MACHIAVEL ET LE RENOUVELLEMENT DE LA PENSÉE POLITIQUE
Machiavel, né en 1469 à Florence en Italie et meurt en 1527.
I. Le Prince
La politique se conçoit mal sans contexte historique. « Le Prince » est écrit en 1513 dans une période infortune pour Machiavel parce qu’il a été exilé de la vie politique florentine à la suite de la reconquête du pouvoir par les Médicis. Charles VII reprend Naples et a alors l’idée de partir à la conquête de Jérusalem, alors que les croisades sont terminées. L’Italie devient le théâtre de l’affrontement entre les deux grandes puissances de l’Espagne et de la France. Machiavel, qui était dans le camp de la République laïque de Florence, est chassé du pouvoir. Il occupait le poste de secrétaire de la chancellerie de la République, c’est l’un des hommes pivots du pouvoir florentin. Lorsque les Médicis reviennent, il est donc interpellé, soupçonné d’avoir comploté contre la famille. Il est torturé avant d’être condamné à la prison à vie, mais sa sentence s’adoucit et on l’exile dans l’une des résidences de sa famille. Sa peine a été commuée à la faveur d’une amnistie générale qui trouve sa raison dans l’élection d’un Médicis à la Papotée (Léon X). Il s’occupe comme il peut et le soir, il se change dans une sorte de cérémonie personnelle, s’habille avec des vêtements somptueux, et écrit le « Prince ». C’est à la base un texte opportuniste, qu’il écrit pour essayer de se réhabiliter et de revenir en grâce auprès des Médicis. Nombreux des textes qui marquent encore aujourd’hui la vie politique ont été écrits dans une intention personnelle.
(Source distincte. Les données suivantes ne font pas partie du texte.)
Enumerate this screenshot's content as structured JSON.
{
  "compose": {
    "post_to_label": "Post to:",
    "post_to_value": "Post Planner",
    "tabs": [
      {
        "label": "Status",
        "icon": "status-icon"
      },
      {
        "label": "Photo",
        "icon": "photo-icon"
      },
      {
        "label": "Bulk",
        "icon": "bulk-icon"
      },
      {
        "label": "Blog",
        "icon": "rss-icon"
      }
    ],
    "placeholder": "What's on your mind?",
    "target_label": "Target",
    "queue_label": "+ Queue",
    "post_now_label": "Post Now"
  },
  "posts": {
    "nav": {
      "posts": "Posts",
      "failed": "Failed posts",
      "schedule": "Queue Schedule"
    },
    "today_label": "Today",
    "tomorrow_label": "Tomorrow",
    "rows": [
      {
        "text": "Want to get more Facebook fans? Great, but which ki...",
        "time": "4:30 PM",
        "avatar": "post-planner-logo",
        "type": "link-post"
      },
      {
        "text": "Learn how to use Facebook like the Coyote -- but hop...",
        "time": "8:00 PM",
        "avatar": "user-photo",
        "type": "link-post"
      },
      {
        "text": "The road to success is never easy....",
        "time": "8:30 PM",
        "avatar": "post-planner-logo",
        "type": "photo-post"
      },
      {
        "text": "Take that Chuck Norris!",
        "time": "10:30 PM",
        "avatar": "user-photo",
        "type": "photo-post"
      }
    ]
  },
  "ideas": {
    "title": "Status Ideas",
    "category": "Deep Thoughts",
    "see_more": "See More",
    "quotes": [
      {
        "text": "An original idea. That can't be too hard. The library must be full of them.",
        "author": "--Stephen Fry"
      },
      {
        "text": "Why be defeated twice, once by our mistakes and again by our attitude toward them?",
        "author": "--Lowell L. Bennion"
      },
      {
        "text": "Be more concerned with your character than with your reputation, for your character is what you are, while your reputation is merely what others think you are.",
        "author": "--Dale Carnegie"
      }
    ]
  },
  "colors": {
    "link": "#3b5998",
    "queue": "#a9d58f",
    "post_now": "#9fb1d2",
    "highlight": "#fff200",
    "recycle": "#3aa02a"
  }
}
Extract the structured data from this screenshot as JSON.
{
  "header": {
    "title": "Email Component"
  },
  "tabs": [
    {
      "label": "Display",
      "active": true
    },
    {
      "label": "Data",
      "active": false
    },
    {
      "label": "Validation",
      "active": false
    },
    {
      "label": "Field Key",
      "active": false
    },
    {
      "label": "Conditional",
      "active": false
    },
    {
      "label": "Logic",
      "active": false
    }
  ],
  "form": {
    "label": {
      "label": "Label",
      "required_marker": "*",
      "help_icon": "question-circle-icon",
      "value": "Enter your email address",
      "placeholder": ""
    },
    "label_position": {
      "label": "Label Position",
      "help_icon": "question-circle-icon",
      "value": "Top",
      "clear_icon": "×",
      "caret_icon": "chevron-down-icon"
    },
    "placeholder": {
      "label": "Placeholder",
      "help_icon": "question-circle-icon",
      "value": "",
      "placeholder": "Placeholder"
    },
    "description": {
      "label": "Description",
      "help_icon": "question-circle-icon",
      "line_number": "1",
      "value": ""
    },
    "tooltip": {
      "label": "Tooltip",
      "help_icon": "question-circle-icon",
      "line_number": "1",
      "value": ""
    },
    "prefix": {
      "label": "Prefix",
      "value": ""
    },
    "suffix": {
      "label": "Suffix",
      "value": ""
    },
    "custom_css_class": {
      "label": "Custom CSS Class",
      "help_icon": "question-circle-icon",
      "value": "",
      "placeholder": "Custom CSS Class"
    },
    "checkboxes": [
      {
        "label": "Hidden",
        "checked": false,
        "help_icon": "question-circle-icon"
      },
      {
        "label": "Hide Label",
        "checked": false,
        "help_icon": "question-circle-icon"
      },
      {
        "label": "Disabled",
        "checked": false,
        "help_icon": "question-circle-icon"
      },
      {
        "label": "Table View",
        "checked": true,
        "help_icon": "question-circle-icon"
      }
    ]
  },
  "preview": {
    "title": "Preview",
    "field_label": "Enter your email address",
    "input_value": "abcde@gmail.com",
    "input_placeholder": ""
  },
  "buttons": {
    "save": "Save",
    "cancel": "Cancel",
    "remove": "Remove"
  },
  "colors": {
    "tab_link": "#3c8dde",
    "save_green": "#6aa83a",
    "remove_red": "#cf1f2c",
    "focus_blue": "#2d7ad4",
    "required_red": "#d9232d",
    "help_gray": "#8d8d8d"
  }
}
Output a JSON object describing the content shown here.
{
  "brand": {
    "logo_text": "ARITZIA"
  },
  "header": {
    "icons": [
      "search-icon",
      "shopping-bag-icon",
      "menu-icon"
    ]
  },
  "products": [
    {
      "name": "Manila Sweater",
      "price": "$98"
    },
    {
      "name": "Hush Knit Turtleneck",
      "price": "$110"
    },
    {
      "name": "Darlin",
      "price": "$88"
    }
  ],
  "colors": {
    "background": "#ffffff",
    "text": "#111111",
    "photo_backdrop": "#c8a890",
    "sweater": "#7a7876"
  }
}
Ils échappent donc totalement à l’intention initiale de leur propre écriture. Machiavel essaye de faire valoir dans ce texte sa longue expérience associée à une aussi vaste connaissance des auteurs anciens et de l’histoire de l’Antiquité. Celle de Machiavel est essentiellement romaine, il explique avoir appris tout cela au gré d’une perpétuelle lecture, et s’en vante. Cette lecture des anciens s’inscrit dans une tradition humaniste. Cette période est nourrie d’un retour et d’une digestion des modes de pensées de l’Antiquité. L’auteur s’inscrit parfaitement dans ce courant intellectuel et artistique par cette lecture assidue des textes de l’Antiquité. Il soutient que l’on a tort de ne pas lire les textes des Anciens pour en tirer des enseignements sur la vie politique. On en tire parti en droit, en philosophie, en littérature et en art, alors pourquoi pas en politique ? Il y a des leçons à tirer de ce que les anciens ont écrit pour les temps présents, et il faut les refaire vivre.